Judge Dale R. Cathell took issue with Mr. Choe’s characterization.

“I don’t equate due deference to the word capitulation … . This court doesn’t have a history of capitulation,” Judge Cathell said, drawing laughter from the packed courtroom.

The state is appealing a ruling in favor of the plaintiffs issued in January by Baltimore Circuit Court Judge M. Brooke Murdoch.

Judge Murdoch ruled that maintaining traditional marriage “is not a legitimate state interest” if it discriminates against homosexuals.

Voters in 27 states, including seven in the most recent election, have opted to define marriage in their state constitutions as a union only between a man and a woman.

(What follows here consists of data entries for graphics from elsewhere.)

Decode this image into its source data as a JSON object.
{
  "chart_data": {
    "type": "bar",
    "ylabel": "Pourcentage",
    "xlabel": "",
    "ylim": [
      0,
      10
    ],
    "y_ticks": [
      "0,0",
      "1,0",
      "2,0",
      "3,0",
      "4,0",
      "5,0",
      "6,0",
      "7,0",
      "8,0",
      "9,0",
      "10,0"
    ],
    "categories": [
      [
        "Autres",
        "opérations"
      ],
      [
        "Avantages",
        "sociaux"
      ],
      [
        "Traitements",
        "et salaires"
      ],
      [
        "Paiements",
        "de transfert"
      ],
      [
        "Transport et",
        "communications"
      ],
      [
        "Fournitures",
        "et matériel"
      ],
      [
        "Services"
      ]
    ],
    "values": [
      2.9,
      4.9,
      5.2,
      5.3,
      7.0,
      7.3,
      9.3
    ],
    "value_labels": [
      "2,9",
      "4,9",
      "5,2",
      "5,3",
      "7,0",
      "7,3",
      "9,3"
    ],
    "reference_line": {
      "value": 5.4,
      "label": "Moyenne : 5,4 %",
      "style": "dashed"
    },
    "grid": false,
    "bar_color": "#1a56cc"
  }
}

Last month, Arizona became the first state in which residents voted against a ban on same-sex “marriage.”

In July, five state courts and one federal court issued rulings upholding traditional marriage laws similar to those in Maryland. Only Massachusetts allows same-sex “marriages.”

Outside the courthouse after the hourlong hearing, Delegate Don Dwyer Jr. told reporters he would try again to put the marriage issue to the voters in the coming legislative session.

Mr. Dwyer, Anne Arundel County Republican, has failed to win enough support for the measure in the Democrat-controlled legislature in the last few years.

Before Mr. Dwyer addressed reporters, the 19 plaintiffs stood behind Mr. Choe and Dan Furmansky, executive director of Equality Maryland, a homosexual lobbying group.

“The only truth that really matters today is the truth that is love, the love of these couples behind me,” Mr. Furmansky said. “They love each other very, very, very much.”

Mr. Zarnoch disagreed. “You can’t just change the state family law overnight on a court decision,” he said.